Homeowners who refused to pay would face liens that could not be foreclosed by the state until the home is sold. Mobile homes and condominiums would not be covered. County tax collectors would collect the fees and the state Department of Housing and Community Affairs would administer the program.
Wendy Zaucha, a spokeswoman for the Howard Jarvis Taxpayers Assn., objected that "the fee is really a tax increase that doesn't require a vote of the people." The former state earthquake insurance program, created after the 1989 Loma Prieta earthquake, was repealed in 1993 after critics claimed it was bordering on insolvency and was giving the public a false sense of security.

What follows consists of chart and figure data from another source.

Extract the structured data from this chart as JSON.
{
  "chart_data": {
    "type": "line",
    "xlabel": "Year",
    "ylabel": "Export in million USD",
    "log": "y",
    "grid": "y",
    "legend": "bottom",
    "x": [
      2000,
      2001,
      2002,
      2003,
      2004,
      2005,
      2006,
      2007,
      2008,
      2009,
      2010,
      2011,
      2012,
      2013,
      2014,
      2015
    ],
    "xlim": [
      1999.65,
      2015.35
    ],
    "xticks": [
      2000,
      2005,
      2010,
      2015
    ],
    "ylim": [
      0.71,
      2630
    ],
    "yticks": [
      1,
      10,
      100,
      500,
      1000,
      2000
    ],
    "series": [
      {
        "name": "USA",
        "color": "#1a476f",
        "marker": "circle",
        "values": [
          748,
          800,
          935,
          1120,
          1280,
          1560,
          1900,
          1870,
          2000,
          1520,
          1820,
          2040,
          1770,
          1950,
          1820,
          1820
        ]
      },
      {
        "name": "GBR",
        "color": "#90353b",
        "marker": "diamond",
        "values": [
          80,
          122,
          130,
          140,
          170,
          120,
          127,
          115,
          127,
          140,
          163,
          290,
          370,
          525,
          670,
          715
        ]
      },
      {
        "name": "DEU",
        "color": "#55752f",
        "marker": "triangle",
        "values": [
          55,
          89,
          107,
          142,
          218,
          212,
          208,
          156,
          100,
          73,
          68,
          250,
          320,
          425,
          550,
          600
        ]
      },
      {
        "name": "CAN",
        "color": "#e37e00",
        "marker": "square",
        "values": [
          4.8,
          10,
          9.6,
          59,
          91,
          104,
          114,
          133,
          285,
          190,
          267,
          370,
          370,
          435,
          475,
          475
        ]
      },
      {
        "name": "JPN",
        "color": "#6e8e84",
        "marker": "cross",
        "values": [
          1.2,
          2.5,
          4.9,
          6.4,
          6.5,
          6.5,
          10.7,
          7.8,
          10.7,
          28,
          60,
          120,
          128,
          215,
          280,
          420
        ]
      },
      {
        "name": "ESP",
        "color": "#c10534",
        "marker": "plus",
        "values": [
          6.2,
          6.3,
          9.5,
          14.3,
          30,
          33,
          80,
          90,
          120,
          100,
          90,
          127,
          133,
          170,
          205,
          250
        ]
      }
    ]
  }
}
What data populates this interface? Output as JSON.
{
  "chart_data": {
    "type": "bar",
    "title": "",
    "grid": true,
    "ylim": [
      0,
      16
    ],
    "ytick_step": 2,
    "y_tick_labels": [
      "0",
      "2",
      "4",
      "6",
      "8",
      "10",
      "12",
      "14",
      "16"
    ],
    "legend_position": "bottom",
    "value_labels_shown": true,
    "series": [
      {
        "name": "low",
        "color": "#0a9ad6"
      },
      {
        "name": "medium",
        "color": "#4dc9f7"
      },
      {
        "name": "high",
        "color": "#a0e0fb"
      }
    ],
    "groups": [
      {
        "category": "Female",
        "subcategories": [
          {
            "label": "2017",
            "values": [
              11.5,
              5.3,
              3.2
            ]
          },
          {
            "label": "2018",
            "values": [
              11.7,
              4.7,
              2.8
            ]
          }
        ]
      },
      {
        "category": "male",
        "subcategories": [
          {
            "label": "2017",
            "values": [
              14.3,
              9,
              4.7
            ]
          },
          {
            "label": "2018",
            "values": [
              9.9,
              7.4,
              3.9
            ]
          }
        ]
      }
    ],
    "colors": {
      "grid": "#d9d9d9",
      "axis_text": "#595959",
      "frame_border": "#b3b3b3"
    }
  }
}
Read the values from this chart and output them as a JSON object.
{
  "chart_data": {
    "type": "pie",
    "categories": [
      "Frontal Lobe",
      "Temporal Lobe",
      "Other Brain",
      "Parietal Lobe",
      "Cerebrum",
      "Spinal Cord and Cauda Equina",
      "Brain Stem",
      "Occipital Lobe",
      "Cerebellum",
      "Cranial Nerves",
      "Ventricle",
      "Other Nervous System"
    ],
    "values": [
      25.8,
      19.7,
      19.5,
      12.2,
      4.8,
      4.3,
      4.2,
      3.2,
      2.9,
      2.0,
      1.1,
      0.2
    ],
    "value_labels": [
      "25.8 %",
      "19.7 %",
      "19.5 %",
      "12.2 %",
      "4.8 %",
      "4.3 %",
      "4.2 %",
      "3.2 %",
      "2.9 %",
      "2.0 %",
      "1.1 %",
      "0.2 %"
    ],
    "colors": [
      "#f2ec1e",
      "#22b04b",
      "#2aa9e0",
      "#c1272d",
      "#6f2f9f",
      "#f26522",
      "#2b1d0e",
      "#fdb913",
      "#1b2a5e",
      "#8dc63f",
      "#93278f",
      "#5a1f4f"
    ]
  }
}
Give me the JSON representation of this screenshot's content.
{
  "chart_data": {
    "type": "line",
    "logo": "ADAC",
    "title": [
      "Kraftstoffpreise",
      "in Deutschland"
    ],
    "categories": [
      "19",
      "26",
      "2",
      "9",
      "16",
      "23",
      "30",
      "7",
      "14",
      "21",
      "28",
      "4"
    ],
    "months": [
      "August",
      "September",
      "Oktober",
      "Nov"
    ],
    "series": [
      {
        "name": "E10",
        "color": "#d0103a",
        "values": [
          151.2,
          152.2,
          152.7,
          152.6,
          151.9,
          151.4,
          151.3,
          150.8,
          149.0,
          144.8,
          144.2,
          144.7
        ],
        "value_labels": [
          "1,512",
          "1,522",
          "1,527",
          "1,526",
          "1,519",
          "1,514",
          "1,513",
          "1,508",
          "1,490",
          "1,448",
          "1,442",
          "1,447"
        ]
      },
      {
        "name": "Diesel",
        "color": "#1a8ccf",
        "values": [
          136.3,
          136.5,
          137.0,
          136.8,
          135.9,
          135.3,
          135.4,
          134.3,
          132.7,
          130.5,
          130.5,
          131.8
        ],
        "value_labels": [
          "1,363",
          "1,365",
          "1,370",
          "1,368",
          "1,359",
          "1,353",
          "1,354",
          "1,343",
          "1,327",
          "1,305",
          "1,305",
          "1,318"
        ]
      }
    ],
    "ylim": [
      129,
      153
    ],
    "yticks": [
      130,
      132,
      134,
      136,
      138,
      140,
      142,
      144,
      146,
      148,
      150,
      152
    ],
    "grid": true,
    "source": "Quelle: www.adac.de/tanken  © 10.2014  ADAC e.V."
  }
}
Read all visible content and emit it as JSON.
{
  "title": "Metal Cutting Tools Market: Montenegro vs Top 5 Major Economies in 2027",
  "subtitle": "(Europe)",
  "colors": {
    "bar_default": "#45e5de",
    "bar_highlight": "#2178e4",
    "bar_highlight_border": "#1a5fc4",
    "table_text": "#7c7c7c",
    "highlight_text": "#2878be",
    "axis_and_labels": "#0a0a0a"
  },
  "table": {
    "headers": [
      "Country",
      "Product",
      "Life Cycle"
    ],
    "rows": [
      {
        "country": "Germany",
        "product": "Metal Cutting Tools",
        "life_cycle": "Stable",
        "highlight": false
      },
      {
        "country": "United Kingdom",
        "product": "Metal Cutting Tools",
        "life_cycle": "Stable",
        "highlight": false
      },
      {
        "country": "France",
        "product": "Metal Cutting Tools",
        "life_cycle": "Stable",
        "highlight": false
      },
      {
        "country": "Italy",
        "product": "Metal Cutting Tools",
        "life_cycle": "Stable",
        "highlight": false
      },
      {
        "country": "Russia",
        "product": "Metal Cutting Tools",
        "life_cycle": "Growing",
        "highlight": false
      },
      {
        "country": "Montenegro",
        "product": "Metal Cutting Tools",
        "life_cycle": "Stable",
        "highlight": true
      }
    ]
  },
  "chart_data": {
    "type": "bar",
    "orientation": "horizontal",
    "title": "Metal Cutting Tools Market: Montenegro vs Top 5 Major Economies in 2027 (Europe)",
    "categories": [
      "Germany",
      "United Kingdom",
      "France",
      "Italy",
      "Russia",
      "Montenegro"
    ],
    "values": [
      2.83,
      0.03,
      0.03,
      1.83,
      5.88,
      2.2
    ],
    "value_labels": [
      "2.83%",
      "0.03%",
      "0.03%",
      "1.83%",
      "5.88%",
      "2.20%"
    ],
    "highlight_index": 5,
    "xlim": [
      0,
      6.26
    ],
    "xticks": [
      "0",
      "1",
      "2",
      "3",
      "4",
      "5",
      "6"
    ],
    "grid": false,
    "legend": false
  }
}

If the program had been in place when the Northridge quake struck, Areias said it would have contained about $350 million, enough to give each of the estimated 60,000 to 70,000 Los Angeles-area homeowners who had damage a check for $5,000.
The insurance industry prefers a national natural disaster insurance recovery plan pending in Congress that would cover damage caused by earthquakes, hurricanes, tornadoes and volcanoes. It is sponsored by Rep. Norman Y. Mineta (D-San Jose).
"I can't quarrel with the insurance industry wanting federal legislation," Areias said. "But they know and we know it's not going to happen. This is only a foot-dragging technique."
Marjorie Berte, director of the state Consumer Services Agency, disagreed with Areias, saying the Wilson Administration is optimistic that the federal bill will become law. Deputy State Insurance Commissioner Masako Dolan said her boss, John Garamendi, a Democratic candidate for governor, also prefers the federal approach.
Areias' bill was defeated when five Democrats voted for it and three Republicans voted against it. Two Democrats and one Republican were absent when the vote was taken. Assemblywoman Paula L. Boland (R-Granada Hills), whose district was hard-hit by the Northridge quake, cast one of the "no" votes.
"As good as this bill sounds, I also support a federal program," Boland told her colleagues. "I don't think California can afford to do this alone. This bill would be fooling the public."